Schlechte Öffnungsraten bei E-Mail 1 entstehen fast immer aus einem von zwei Gründen: Die Betreffzeile verspricht zu wenig, oder die E-Mail kommt zu spät nach der Eintragung. Teste zuerst die Betreffzeile mit mehreren Varianten. Wenn das nicht ausreicht, prüfe den Zeitpunkt: Eine Welcome-E-Mail, die erst 24 Stunden nach der Eintragung verschickt wird, verliert die Aufmerksamkeit des Primacy-Effekts an den Alltag.
Kann ich den Serial Position Effekt für den Aufbau einzelner E-Mail-Abschnitte nutzen?
Ja. Wenn eine E-Mail mehrere Abschnitte hat – zum Beispiel drei Tipps oder vier Produktvorteile –, platzierst du den stärksten Punkt an Position 1 und den zweitstärksten an letzter Stelle. Das mittlere Element dient als Überbrückung. Das ist dieselbe Logik wie bei der Sequenz, nur auf die Strukturebene einer einzelnen E-Mail angewendet.
Wie verhält sich der Effekt bei unterschiedlichen Abständen zwischen den E-Mails?
Größere Abstände von fünf oder mehr Tagen zwischen E-Mails schwächen den Recency-Effekt: Was drei Tage zurückliegt, ist weniger präsent als was gestern im Posteingang lag. Bei langen Abständen lohnt es sich, die letzte E-Mail mit einem kurzen Rückblick auf die Sequenz zu beginnen, um das Kontextgedächtnis zu aktivieren, bevor der Call-to-Action kommt.
Lässt sich der Serial Position Effekt mit Segmentierung kombinieren?

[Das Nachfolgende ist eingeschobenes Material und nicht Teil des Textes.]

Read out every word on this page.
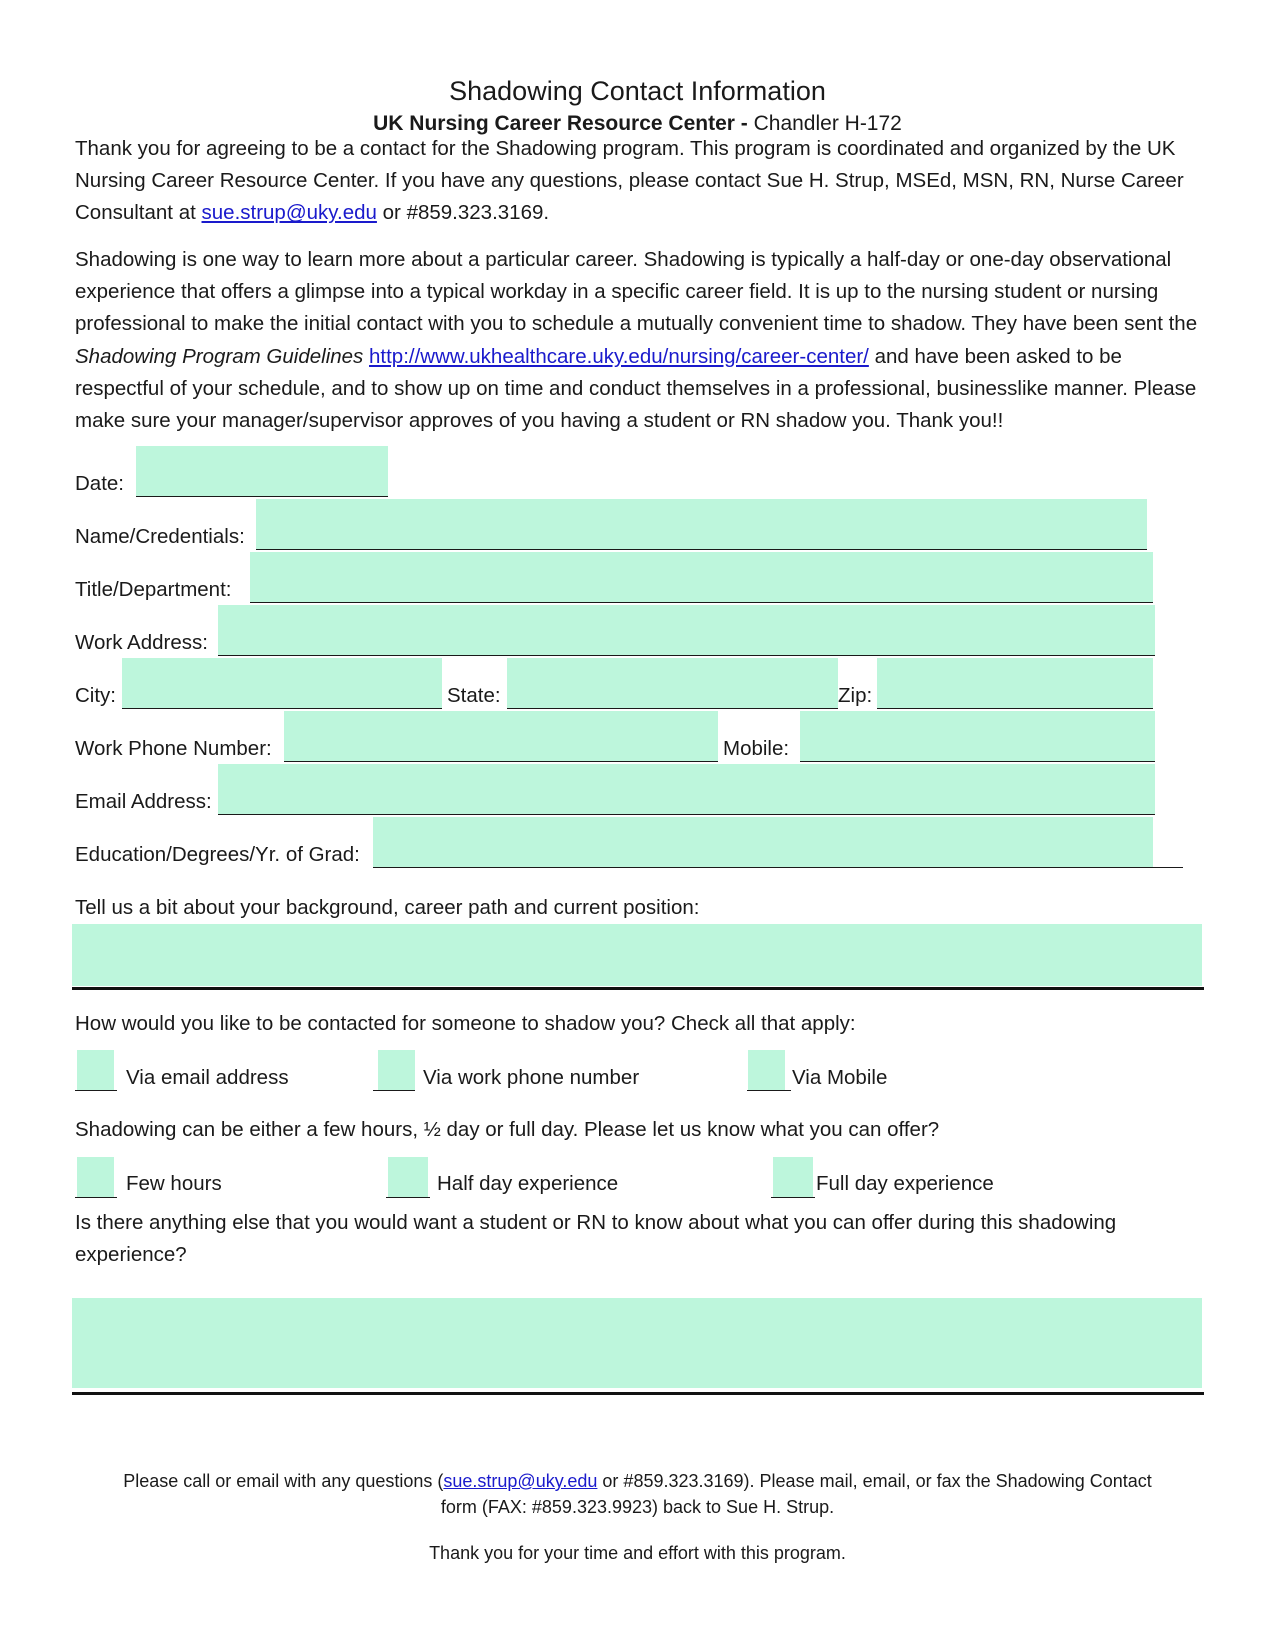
Shadowing Contact Information
UK Nursing Career Resource Center - Chandler H-172
Thank you for agreeing to be a contact for the Shadowing program. This program is coordinated and organized by the UK Nursing Career Resource Center. If you have any questions, please contact Sue H. Strup, MSEd, MSN, RN, Nurse Career Consultant at sue.strup@uky.edu or #859.323.3169.
Shadowing is one way to learn more about a particular career. Shadowing is typically a half-day or one-day observational experience that offers a glimpse into a typical workday in a specific career field. It is up to the nursing student or nursing professional to make the initial contact with you to schedule a mutually convenient time to shadow. They have been sent the Shadowing Program Guidelines http://www.ukhealthcare.uky.edu/nursing/career-center/ and have been asked to be respectful of your schedule, and to show up on time and conduct themselves in a professional, businesslike manner. Please make sure your manager/supervisor approves of you having a student or RN shadow you. Thank you!!
Date:
Name/Credentials:
Title/Department:
Work Address:
City:	State:	Zip:
Work Phone Number:	Mobile:
Email Address:
Education/Degrees/Yr. of Grad:
Tell us a bit about your background, career path and current position:
How would you like to be contacted for someone to shadow you? Check all that apply:
Via email address	Via work phone number	Via Mobile
Shadowing can be either a few hours, ½ day or full day. Please let us know what you can offer?
Few hours	Half day experience	Full day experience
Is there anything else that you would want a student or RN to know about what you can offer during this shadowing experience?
Please call or email with any questions (sue.strup@uky.edu or #859.323.3169). Please mail, email, or fax the Shadowing Contact
form (FAX: #859.323.9923) back to Sue H. Strup.
Thank you for your time and effort with this program.
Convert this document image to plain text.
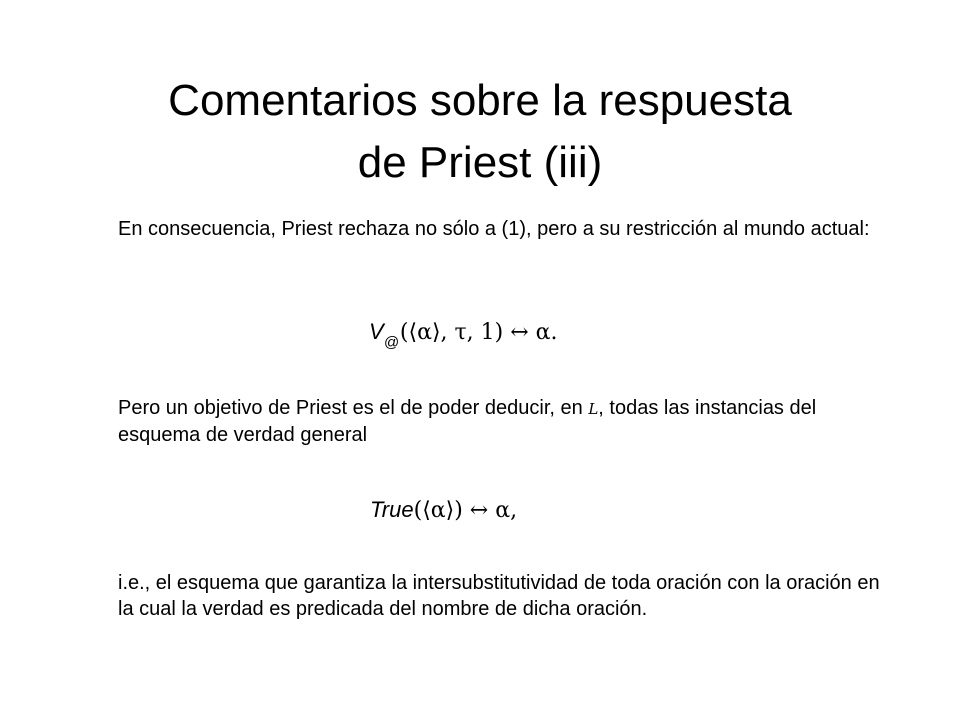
Comentarios sobre la respuesta
de Priest (iii)
En consecuencia, Priest rechaza no sólo a (1), pero a su restricción al mundo actual:
$V_@(⟨\alpha⟩$, τ, 1) ↔ α.
Pero un objetivo de Priest es el de poder deducir, en L, todas las instancias del esquema de verdad general
True(⟨α⟩) ↔ α,
i.e., el esquema que garantiza la intersubstitutividad de toda oración con la oración en la cual la verdad es predicada del nombre de dicha oración.
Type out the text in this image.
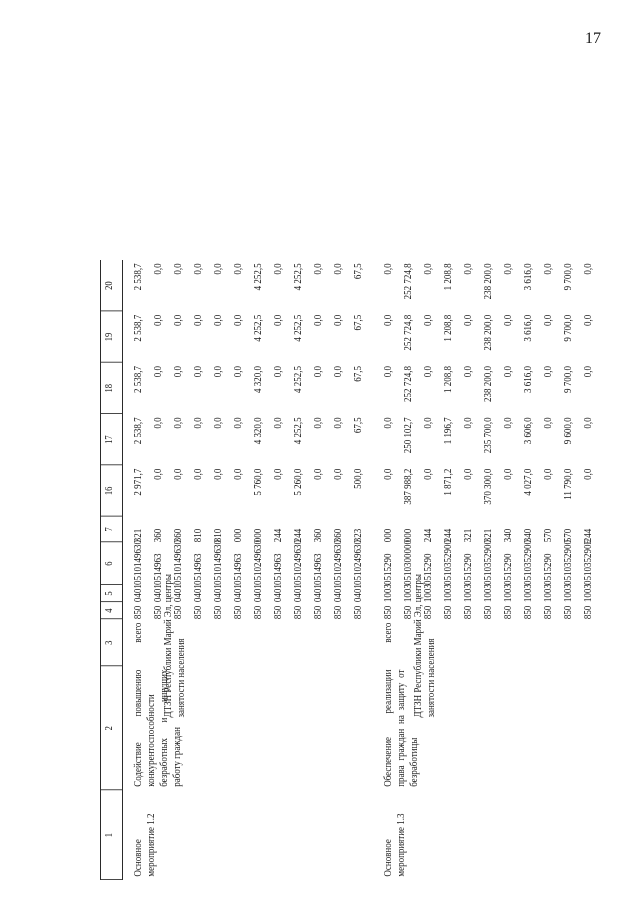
17
1
2
3
4
5
6
7
16
17
18
19
20
850
0401
0510149630
321
2 971,7
2 538,7
2 538,7
2 538,7
2 538,7
850
0401
0514963
360
0,0
0,0
0,0
0,0
0,0
850
0401
0510149630
360
0,0
0,0
0,0
0,0
0,0
850
0401
0514963
810
0,0
0,0
0,0
0,0
0,0
850
0401
0510149630
810
0,0
0,0
0,0
0,0
0,0
850
0401
0514963
000
0,0
0,0
0,0
0,0
0,0
850
0401
0510249630
000
5 760,0
4 320,0
4 320,0
4 252,5
4 252,5
850
0401
0514963
244
0,0
0,0
0,0
0,0
0,0
850
0401
0510249630
244
5 260,0
4 252,5
4 252,5
4 252,5
4 252,5
850
0401
0514963
360
0,0
0,0
0,0
0,0
0,0
850
0401
0510249630
360
0,0
0,0
0,0
0,0
0,0
850
0401
0510249630
323
500,0
67,5
67,5
67,5
67,5
Основное мероприятие 1.2
Содействие повышению конкурентоспособности безработных и ищущих работу граждан
всего ДТЗН Республики Марий Эл, центры занятости населения
850
1003
0515290
000
0,0
0,0
0,0
0,0
0,0
850
1003
0510300000
000
387 988,2
250 102,7
252 724,8
252 724,8
252 724,8
850
1003
0515290
244
0,0
0,0
0,0
0,0
0,0
850
1003
0510352900
244
1 871,2
1 196,7
1 208,8
1 208,8
1 208,8
850
1003
0515290
321
0,0
0,0
0,0
0,0
0,0
850
1003
0510352900
321
370 300,0
235 700,0
238 200,0
238 200,0
238 200,0
850
1003
0515290
340
0,0
0,0
0,0
0,0
0,0
850
1003
0510352900
340
4 027,0
3 606,0
3 616,0
3 616,0
3 616,0
850
1003
0515290
570
0,0
0,0
0,0
0,0
0,0
850
1003
0510352900
570
11 790,0
9 600,0
9 700,0
9 700,0
9 700,0
850
1003
051035290F
244
0,0
0,0
0,0
0,0
0,0
Основное мероприятие 1.3
Обеспечение реализации права граждан на защиту от безработицы
всего ДТЗН Республики Марий Эл, центры занятости населения
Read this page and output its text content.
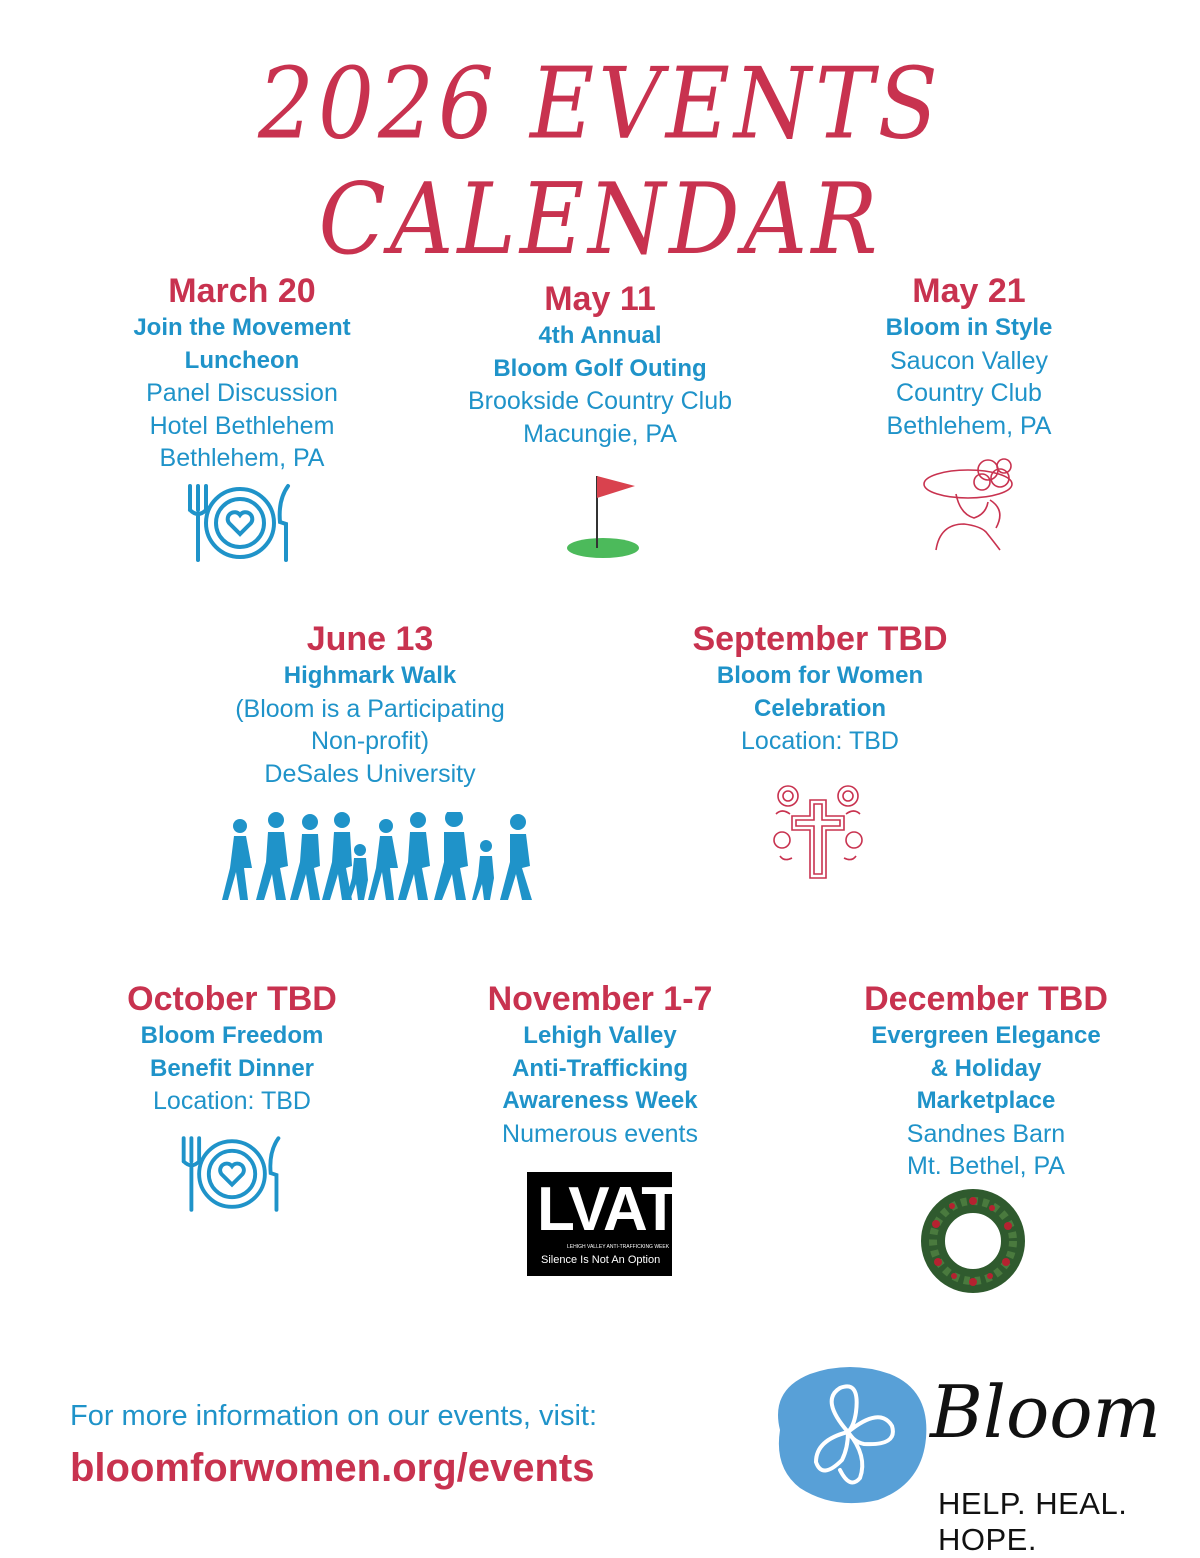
2026 EVENTS CALENDAR
March 20
Join the Movement
Luncheon
Panel Discussion
Hotel Bethlehem
Bethlehem, PA
May 11
4th Annual
Bloom Golf Outing
Brookside Country Club
Macungie, PA
May 21
Bloom in Style
Saucon Valley
Country Club
Bethlehem, PA
June 13
Highmark Walk
(Bloom is a Participating
Non-profit)
DeSales University
September TBD
Bloom for Women
Celebration
Location: TBD
October TBD
Bloom Freedom
Benefit Dinner
Location: TBD
November 1-7
Lehigh Valley
Anti-Trafficking
Awareness Week
Numerous events
December TBD
Evergreen Elegance
& Holiday
Marketplace
Sandnes Barn
Mt. Bethel, PA
LVAT
LEHIGH VALLEY ANTI-TRAFFICKING WEEK
Silence Is Not An Option
For more information on our events, visit:
bloomforwomen.org/events
Bloom
HELP. HEAL. HOPE.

Ja, und die Kombination ist wirkungsvoller als jeder Effekt allein. Wenn du weißt, welche Empfänger E-Mail 1 geklickt haben, kannst du ihnen eine stärkere finale E-Mail schicken als denen, die die Sequenz nur passiv durchlaufen haben. In ActiveCampaign erreichst du das über bedingte Splits in der Automation: Wer das Tag "e1-link-klick" trägt, bekommt eine direktere, kauforientierte finale E-Mail; alle anderen bekommen eine weichere Abschluss-E-Mail mit einer niedrigschwelligeren Aktion.
Der Serial Position Effekt ist einer der wenigen psychologischen Befunde, die sich direkt in die Architektur einer Automation übersetzen lassen. Wer eine bestehende Sequenz überarbeiten will, fängt an den beiden Rändern an: erste E-Mail prüfen, letzte E-Mail schärfen. Das bringt in den meisten Fällen mehr als jede Optimierung der mittleren Positionen.